The survey, which looked at performance in all of the nearly 5,000 U.S. non-federal hospitals based on 15 indicators of patient safety developed by the federal government's Agency for Healthcare Research and Quality (AHRQ), showed that between 2005 and 2007, performance in seven of those indicators actually worsened.
Referring to them as "some of the most common and most serious indicators," Golden, CO-based HealthGrades said they included decubitus ulcer (bed sores), sepsis, respiratory failure, deep vein thrombosis (blood clots in the legs), and pulmonary embolism.
Here are some of the other study highlights:
• Large safety gaps identified between top- and bottom- performing hospitals.
Patients treated at top-performing hospitals had, on average, a 43% lower chance of experiencing one or more medical errors compared to the poorest-performing hospitals.
• Patient safety events are common at U.S. hospitals.
Between 2005 and 2007 there were 913,215 total patient safety events among Medicare beneficiaries.
• Common patient safety events are very costly.
Between 2005 and 2007 these patient safety events were associated with more than $6.9 billion of wasted health care cost.
• Approximately one in 10 Medicare patients with patient safety events died.
Between 2005 and 2007, 97,755 actual in-hospital deaths occurred among patients who experienced one or more of the 15 patient safety events.
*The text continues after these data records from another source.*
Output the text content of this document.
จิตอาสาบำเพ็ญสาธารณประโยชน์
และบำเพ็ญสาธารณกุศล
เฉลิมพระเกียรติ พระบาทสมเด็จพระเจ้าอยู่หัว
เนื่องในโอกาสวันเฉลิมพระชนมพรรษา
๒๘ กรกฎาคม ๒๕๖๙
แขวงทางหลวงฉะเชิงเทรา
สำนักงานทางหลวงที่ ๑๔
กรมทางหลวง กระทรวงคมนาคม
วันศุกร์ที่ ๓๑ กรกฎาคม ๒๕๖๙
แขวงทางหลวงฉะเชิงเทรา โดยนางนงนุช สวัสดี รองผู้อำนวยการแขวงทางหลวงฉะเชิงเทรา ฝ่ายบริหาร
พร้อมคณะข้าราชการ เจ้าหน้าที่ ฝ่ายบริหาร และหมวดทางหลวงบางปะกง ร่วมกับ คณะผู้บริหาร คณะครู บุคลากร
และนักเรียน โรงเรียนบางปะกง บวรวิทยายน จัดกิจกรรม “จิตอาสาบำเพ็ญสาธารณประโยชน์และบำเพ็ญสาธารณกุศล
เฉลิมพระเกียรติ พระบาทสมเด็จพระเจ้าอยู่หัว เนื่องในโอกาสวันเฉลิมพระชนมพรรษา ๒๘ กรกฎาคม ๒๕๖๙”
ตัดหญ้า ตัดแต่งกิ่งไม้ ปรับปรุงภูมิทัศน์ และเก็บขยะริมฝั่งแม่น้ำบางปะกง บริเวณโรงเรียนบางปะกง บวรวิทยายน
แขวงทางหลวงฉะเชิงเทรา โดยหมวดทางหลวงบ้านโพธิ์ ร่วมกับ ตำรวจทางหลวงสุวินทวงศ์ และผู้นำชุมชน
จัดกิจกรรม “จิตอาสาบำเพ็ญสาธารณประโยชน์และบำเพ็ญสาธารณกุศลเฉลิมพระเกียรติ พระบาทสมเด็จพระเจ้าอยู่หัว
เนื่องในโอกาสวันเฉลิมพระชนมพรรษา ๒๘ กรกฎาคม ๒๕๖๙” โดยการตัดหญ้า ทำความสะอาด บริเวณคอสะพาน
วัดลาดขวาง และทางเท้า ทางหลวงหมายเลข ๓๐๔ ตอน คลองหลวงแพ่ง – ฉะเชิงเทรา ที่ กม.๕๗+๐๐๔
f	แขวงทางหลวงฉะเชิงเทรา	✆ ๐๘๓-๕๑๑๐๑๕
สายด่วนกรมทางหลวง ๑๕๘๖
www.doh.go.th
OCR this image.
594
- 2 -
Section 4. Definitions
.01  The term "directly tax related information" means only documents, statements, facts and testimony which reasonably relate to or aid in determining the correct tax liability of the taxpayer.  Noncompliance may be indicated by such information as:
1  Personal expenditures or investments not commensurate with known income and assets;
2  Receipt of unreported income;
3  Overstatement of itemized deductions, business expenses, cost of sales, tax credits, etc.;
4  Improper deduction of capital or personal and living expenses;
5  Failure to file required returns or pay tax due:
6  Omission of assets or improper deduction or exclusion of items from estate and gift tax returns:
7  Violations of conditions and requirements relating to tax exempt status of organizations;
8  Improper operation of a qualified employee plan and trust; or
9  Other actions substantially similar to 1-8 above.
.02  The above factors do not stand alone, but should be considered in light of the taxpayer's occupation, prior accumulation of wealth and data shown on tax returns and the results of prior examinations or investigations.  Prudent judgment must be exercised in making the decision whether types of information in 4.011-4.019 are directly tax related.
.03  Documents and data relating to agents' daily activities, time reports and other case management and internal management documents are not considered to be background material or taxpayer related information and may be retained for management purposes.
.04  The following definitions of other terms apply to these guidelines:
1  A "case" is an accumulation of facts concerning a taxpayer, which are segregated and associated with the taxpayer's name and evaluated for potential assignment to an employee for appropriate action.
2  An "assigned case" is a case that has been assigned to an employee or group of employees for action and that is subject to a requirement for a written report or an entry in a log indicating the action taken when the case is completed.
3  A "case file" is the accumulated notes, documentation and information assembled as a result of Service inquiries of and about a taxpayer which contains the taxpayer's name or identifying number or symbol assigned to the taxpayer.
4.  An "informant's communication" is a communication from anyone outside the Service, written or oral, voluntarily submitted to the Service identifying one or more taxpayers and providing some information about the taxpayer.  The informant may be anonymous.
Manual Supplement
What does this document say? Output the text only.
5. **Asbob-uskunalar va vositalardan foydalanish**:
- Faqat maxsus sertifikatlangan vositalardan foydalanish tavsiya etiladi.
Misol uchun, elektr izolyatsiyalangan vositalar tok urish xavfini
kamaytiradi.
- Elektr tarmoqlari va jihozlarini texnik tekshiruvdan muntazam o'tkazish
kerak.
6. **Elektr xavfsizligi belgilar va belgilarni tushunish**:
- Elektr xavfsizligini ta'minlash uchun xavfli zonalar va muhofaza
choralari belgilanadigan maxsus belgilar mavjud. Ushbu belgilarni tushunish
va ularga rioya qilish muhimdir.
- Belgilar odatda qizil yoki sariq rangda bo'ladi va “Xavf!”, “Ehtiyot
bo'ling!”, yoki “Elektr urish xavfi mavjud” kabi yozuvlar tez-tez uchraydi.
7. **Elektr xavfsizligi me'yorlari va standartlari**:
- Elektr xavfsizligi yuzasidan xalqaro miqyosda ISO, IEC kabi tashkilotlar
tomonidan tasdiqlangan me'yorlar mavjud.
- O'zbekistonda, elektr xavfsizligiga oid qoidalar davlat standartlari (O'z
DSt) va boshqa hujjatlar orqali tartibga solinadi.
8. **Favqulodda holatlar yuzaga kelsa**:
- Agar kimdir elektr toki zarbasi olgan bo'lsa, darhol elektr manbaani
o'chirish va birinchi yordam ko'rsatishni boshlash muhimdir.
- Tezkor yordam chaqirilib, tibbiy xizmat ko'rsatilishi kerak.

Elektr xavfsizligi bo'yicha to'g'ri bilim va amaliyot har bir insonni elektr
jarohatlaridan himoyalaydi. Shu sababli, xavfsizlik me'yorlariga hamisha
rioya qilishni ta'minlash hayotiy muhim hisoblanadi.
Between 2005 and 2007, according to the study, 913,215 total patient safety events were recorded among Medicare beneficiaries which, HealthGrades said, represents 2.3% of the nearly 38 million Medicare hospitalizations. This, they noted, equates to one reported patient safety event every 1.7 minutes. (A full copy of the report is available at www.healthgrades.com/research.)
Why performance dropped
Why has performance dropped in such "common and serious" areas? "It's very interesting; we've been pondering that a lot," admits Rick May, MD, senior physician consultant at HealthGrades and co-author of the study. "If you delve down into the actual computations, there may be some understanding from a clinical standpoint as to what's going on."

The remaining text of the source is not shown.